I think that, for me, the truth is, I don’t care. Or maybe I am/would be even flattered. (Not that I don’t care about the theft of Liza’s words – I do. They’re hers, and she gets to decide where/how they’re used. No, I don’t care about the theft of mine.)
What I do here is not a commercial endeavor. I’m not trying to sell books, erotica, porn. I’m not selling ads or, in any way, generating a penny of revenue from the words I write, from the images that I post on my Tumblr (which I don’t own, and am “stealing,” in any case – cue the IP discussion about images on Tumblr). I’m not trying to build a name for myself, or in any way hype anything or anyone. No, all this is is an intellectual, sexual exploration, a place where I pursue my own exhibitionism, a sort of a sandbox in which I play with information, thoughts about myself.
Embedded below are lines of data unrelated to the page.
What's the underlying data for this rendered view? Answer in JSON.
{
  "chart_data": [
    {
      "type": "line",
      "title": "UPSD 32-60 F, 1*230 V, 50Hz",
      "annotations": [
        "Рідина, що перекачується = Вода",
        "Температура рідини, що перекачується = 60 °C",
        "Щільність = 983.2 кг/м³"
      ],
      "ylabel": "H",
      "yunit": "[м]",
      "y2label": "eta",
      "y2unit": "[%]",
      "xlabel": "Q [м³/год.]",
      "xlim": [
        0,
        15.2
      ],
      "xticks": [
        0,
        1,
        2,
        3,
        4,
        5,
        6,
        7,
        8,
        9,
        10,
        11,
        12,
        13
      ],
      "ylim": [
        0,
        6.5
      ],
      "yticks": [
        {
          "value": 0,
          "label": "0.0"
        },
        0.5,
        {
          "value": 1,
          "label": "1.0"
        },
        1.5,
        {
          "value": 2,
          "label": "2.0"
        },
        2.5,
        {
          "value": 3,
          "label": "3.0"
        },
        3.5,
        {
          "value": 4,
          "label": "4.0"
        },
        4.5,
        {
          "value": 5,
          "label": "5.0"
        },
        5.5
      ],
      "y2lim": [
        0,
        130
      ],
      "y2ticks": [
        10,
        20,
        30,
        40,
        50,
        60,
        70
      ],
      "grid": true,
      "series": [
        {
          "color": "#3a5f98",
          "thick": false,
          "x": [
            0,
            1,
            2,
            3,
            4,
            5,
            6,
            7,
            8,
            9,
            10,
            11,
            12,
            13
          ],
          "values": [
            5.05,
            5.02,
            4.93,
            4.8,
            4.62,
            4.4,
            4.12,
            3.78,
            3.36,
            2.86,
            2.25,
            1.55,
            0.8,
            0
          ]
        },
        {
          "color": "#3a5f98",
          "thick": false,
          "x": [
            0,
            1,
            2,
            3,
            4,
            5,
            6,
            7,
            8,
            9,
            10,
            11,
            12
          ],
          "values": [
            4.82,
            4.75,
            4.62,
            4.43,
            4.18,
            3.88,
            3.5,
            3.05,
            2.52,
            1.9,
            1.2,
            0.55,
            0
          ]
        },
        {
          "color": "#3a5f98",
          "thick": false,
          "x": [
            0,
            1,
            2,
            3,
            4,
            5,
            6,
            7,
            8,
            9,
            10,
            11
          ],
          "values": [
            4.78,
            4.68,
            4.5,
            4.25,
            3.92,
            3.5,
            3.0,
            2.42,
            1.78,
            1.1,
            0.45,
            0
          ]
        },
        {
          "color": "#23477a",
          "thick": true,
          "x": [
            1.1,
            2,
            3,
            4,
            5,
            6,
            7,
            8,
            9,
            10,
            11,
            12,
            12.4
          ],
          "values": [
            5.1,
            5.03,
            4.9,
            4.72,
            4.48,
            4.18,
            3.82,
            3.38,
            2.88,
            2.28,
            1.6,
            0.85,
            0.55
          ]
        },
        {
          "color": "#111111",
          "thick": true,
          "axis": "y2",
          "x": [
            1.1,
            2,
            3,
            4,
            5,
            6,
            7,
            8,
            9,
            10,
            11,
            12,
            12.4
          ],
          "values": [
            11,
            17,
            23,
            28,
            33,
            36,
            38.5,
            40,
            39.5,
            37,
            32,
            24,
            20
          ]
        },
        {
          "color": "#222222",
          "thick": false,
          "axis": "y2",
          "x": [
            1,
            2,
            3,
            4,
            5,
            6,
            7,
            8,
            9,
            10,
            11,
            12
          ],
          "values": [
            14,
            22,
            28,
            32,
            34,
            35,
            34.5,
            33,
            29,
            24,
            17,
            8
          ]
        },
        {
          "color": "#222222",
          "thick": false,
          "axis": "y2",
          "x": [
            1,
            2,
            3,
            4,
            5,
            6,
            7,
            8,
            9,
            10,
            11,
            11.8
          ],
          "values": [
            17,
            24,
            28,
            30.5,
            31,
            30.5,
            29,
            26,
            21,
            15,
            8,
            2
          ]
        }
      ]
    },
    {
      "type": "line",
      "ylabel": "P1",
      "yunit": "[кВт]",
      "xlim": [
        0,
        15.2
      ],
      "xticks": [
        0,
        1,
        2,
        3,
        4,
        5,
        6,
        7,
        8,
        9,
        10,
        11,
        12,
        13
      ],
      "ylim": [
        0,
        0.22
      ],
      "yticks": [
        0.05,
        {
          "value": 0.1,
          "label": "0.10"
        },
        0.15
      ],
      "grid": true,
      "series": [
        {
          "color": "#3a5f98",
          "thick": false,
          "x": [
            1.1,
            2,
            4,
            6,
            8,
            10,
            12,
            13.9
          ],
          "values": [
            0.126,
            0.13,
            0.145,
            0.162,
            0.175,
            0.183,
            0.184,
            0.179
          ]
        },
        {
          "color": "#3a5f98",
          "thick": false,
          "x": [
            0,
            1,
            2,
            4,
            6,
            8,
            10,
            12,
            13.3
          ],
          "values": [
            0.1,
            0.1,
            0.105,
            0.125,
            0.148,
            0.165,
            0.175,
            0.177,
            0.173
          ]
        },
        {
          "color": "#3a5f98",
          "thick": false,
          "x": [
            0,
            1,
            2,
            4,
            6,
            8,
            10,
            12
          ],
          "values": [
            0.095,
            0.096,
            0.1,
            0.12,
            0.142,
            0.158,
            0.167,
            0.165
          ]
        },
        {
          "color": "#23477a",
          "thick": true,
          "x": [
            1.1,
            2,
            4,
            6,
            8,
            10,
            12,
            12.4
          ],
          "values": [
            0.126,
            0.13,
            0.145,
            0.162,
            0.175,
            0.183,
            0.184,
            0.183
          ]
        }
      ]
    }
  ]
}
At times I’ve been totally fixated on my statistics, and I guess there’s a world in which a scraper might in some way detract from my viewers. But really, the truth is, there just aren’t enough of you for even a meaningful dent in my readership to amount to a meaningful number. (One day, by the way, I expect I will write a book or three. But I doubt I’ll do it as N. Likes, and I suspect that you won’t even know that I’ve done it. Or if you do, I suspect it would take a feat of great sleuthery to figure out that I had.)
If someone somewhere uses my words for their own gain, I guess I think it’s slightly creepy, but I truly don’t care. (I’m not speaking in a legal sense: in a legal sense, I no unauthorized reproduction of my words is permitted, and I am asserting here my legal ownership of them.) I’m just saying, I don’t see how someone’s scraping my site really has any bearing on me.
Again – not in any way taking away from the feelings that Liza has, that Fern (one of her commenters) has expressed. They’re totally entitled to them. I’m really speaking more psychologically, about myself. I don’t think I care at all.